3. Partnership mandates growing up. Everyone has a tired 4-year-old inside of them that wants what they want. I just spent 10 days with our grandson negotiating & making deals & it’s a pleasure to ride home in the quiet of being a couple again. Growing up is honestly facing painful situations. You will encounter so many opportunities to face difficult truths. So decide it’s a good idea to do the hard work of growing up when you love somebody. Give up your personal version of reality & step up to being able to look at yourself more honestly. I promise you will never regret it over the long haul & yes short haul it’s very difficult to recognize your own uglies.

4. Partnership mandates that you have to sustain your belief that your partner is worth it. Even when they disappoint you which I explored in episode #45. Everything in life boils down to is it worth it.

5. Partnership mandates asking the tough questions instead of pretending everything is fine. Ask why sex has evaporated. Ask how can we make the relationship better? Ask Do you think power is unfairly distributed? Ask do we have enough money to get a new car or should we buy used? Don’t be afraid of asking, it’s really better to know than to not know.
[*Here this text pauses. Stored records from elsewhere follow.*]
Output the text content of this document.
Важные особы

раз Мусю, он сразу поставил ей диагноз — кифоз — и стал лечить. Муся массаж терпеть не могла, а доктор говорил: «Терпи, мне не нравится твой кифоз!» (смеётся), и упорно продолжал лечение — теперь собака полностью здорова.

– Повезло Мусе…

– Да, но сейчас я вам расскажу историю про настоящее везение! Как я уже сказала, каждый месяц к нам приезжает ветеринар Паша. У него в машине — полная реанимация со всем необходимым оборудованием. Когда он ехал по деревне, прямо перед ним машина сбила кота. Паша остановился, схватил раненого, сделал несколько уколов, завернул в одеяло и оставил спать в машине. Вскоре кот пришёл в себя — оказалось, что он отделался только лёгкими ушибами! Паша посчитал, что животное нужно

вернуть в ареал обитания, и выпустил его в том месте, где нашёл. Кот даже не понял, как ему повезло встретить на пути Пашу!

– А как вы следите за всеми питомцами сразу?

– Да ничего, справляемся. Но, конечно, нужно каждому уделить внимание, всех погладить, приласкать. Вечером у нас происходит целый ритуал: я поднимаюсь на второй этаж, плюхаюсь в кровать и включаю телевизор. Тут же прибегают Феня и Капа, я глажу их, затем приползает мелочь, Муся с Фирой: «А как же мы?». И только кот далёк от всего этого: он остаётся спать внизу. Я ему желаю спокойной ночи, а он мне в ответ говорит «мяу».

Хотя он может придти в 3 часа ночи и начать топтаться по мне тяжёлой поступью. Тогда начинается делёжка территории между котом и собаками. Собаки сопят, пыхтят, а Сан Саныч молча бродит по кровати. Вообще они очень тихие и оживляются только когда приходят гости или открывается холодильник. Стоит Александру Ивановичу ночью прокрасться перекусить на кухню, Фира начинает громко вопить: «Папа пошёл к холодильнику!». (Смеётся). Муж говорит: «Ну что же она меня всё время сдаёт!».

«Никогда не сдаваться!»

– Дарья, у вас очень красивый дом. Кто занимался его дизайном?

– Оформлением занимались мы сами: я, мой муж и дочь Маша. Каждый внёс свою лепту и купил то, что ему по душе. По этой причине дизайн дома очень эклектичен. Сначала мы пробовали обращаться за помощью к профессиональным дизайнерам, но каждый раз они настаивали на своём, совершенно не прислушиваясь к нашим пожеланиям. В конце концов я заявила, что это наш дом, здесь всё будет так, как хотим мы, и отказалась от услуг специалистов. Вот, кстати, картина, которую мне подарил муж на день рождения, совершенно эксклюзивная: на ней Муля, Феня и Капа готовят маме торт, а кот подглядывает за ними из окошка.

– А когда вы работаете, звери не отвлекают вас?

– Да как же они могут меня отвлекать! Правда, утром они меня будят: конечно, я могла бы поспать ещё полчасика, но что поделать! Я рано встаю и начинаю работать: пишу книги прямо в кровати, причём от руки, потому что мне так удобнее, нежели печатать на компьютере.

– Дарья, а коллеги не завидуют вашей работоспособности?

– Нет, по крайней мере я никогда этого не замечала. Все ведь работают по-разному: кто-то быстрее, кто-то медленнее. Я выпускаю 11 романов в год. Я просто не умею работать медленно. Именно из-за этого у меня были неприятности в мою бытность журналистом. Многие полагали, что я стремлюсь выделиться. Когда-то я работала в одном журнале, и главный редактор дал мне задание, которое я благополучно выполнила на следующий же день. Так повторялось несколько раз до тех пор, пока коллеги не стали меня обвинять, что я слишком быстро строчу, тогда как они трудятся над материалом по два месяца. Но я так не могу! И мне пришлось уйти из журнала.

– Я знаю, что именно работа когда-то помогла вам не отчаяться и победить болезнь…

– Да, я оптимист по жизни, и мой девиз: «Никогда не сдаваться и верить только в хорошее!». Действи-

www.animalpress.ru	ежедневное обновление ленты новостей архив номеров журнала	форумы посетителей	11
Information from questions can be a powerful help to do more honest problem-solving.

All of these requirements are why the divorce rate stays at 50%. You have to have to do the work. I quoted Joseph Campbell in episode 40 which got over 16,000 downloads & he said: “Marriage is an ordeal.” It’s not a love affair, make the distinction that partnership necessitates a lot of work. You are fooling yourself if you don’t recognize that hard truth.

Marriage is a fragile craft that deeply needs to be taken care of…..by both people.

My challenge for you today is to consider how self-aware you are; that means being able to recognize how well you take responsibility for how you contribute to problems. How often do you steamroll your partner or swallow what you want? When was the last time you negotiated? Have you grown up in your relationship? Do you respect & have faith that your partner is worth it? If you don’t feel your partner is worth it have you talked about it? What is the last tough question or disagreement you both dealt with?